Weis and other Natividad administrators were already pushing to have Natividad become a public authority before SVMH announced it would search for an affiliation partner.
Change here to stay
Like it or not, dramatic change is coming to U.S. health care, in the Salinas Valley as everywhere else, Weis said.
The health care reform law narrowly approved by Congress and signed by President Barack Obama will bring some changes. Those include allowing parents to keep their children on health insurance policies through age 26, barring insurance companies from refusing to insure people with pre-existing medical conditions, doing away with lifetime medical expense limits and allowing millions of low-income people to access insurance.
The law is now before the U.S. Supreme Court, having been challenged by several state attorneys general.
"Even if someone threw out Obamacare, we would still have to do something different," Weis said.
He sketched in the pressures on the U.S. health care system.
In 1998, health care costs ballooned to $1 trillion a year nationally, Weis said. By 2006, the total cost had doubled to $2 trillion a year.

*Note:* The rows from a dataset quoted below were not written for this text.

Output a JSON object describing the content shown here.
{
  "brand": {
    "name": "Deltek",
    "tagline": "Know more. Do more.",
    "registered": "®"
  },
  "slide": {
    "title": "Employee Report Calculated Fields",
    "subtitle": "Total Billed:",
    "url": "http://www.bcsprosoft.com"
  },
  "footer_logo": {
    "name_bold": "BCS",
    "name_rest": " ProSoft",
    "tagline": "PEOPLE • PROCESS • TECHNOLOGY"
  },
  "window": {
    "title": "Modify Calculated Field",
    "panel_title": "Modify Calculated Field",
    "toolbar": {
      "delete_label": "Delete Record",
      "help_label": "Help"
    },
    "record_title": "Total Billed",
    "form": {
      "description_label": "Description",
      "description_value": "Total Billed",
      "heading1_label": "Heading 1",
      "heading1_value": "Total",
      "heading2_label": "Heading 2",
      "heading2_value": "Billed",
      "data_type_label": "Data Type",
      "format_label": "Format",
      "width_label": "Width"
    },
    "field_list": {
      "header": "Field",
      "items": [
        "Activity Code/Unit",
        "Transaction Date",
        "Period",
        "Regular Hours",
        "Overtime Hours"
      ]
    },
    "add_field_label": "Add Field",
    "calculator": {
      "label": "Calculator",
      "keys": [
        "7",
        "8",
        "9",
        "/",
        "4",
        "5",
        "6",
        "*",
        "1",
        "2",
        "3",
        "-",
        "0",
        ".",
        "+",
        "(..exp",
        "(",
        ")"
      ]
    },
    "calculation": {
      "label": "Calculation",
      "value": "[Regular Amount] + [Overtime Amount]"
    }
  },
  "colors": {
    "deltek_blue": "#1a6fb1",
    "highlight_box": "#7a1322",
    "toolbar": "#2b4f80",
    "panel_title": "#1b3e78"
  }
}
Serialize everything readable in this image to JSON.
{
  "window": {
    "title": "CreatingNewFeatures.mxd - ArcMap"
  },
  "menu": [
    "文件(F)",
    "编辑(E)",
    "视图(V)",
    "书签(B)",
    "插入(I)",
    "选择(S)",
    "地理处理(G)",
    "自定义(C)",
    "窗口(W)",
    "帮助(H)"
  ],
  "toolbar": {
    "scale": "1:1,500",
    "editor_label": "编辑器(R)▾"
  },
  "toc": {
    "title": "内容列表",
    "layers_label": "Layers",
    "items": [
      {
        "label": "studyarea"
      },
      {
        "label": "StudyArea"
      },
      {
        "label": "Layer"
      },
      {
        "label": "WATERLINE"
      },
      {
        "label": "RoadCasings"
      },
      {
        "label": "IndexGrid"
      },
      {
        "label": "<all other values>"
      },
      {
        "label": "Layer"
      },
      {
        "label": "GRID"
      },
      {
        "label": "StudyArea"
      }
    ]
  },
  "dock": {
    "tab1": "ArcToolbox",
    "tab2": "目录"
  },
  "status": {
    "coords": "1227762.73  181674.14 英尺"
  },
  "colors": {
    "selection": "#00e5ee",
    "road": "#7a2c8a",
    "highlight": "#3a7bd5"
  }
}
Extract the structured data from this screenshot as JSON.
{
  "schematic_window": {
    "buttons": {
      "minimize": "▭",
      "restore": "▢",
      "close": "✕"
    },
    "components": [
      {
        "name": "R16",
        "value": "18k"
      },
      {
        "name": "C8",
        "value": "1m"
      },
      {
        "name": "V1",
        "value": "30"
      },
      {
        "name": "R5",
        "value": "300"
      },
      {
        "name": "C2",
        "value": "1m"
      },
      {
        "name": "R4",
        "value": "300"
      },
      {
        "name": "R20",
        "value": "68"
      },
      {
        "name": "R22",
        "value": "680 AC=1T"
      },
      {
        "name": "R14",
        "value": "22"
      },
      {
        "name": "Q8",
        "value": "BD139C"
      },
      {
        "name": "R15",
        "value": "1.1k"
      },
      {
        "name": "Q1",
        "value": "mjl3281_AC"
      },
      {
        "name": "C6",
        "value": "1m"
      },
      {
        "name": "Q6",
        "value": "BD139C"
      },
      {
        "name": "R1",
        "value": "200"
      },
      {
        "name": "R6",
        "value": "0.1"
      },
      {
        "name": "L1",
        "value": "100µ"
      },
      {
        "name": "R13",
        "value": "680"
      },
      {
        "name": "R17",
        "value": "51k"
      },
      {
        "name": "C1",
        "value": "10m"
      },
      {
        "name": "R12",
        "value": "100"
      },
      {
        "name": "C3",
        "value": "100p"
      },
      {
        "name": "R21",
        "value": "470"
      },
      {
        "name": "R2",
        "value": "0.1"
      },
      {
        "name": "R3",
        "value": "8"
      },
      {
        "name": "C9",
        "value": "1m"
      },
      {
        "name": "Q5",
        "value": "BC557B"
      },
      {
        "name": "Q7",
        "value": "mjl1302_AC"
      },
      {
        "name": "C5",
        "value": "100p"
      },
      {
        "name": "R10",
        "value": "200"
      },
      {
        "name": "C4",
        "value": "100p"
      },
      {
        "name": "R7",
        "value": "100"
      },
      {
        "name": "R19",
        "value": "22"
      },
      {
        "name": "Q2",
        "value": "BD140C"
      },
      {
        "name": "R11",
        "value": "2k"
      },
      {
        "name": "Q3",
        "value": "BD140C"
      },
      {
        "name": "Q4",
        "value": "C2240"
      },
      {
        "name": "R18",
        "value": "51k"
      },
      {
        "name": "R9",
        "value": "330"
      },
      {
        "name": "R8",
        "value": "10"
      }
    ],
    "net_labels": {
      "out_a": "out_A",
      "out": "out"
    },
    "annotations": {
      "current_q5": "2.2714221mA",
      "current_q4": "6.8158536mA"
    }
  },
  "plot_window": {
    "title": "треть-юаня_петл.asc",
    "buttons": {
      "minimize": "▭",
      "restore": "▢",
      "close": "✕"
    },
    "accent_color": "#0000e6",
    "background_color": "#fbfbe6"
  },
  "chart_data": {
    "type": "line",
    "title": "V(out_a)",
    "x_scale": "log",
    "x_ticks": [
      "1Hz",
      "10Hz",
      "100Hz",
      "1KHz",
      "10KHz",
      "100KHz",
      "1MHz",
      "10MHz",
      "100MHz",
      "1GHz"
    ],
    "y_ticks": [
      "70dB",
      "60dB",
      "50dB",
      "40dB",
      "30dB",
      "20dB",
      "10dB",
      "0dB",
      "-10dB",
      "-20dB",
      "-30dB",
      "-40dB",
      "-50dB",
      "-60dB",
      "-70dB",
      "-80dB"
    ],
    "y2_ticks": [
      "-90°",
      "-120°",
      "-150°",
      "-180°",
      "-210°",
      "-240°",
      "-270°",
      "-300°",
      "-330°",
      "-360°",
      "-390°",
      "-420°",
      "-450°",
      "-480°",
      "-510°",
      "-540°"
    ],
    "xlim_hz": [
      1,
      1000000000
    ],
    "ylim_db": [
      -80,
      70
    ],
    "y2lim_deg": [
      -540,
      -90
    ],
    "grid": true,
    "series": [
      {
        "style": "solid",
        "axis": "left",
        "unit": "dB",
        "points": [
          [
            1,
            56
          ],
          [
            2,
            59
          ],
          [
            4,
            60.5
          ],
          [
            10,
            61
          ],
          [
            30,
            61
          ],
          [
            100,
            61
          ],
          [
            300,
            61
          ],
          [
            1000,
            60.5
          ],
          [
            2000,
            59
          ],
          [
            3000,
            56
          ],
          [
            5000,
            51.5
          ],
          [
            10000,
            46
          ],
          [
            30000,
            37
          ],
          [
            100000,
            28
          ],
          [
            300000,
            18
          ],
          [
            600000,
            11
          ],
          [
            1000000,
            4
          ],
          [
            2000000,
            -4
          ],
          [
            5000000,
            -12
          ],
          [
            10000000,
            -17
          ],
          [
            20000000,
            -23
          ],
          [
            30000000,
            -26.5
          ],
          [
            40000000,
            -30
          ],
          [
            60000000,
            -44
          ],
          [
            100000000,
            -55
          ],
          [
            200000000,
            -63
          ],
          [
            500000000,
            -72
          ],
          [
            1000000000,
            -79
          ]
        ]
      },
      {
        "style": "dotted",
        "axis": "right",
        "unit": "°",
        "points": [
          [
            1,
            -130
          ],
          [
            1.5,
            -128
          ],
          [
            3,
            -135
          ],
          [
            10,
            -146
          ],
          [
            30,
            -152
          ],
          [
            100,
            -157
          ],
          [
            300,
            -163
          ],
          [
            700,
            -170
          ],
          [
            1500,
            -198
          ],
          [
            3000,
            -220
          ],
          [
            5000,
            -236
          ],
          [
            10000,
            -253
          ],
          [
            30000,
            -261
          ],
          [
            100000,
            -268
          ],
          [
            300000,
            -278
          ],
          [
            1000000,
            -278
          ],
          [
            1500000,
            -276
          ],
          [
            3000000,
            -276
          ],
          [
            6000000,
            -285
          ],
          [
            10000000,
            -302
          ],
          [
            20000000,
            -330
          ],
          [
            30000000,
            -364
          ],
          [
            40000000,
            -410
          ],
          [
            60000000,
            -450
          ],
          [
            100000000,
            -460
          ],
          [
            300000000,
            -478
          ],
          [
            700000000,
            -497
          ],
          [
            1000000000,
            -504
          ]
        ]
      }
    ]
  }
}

"It took from 1776 to 1998 to get to $1 trillion," he said. "It took only eight years to get to $2 trillion. It's estimated we'll be in the mid $4 trillions by 2016.
"That trajectory has nothing to do with Obamacare. It's an economic description of what's been going on in health care costs. It has a devastating economic impact. No country in the world could bench-press $4 (trillion) to $5 trillion in health care costs."
Meanwhile, the poor will be the fastest-growing demographic group, locally and nationally, Weis said.
Right now, about 85,000 of Monterey County's 415,000 residents have no health insurance, he said. The new health care reform law, if upheld, will improve access by allowing about 25,000 of those 85,000 to go on Medicaid, which serves the poorest people in the nation. Income qualifying rules have been adjusted to allow greater access to the working poor, Weis said.
An insurance exchange the government plans to establish would allow about another 30,000 Monterey County residents to purchase insurance, he said. That would still leave about 30,000 county residents completely uninsured, either because they are undocumented immigrants or because they lack the ability or desire to fill in forms that would qualify them for insurance.
Direct health care contracts proposed
Whether "Obamacare" is sustained by the Supreme Court or thrown out, Weis said, health care reform is something the U.S. needs to keep in its sights.
The new law "is an important gesture on a huge need," he said. "The ball game has finally started. This is the first iteration. It's not a home run, but it could be a base hit or maybe a foul ball."
Meanwhile, locals are crying out under the burden of expensive health insurance premiums that often come with huge out-of-pocket costs for those who are insured, Weis said.
"We are looking at how can we really bend that cost curve to stop that type of inflation," Weis said. Natividad has talked with some local companies about creating direct health care contracts, he said, instead of having companies pay premiums to distant health insurers which then pay the hospital (after taking a bite out of the premiums to pay for their own overhead).
"We want to be a partner with the business community and contain health care costs to help businesses thrive," Weis said. "It's important to have sustainable businesses in our community."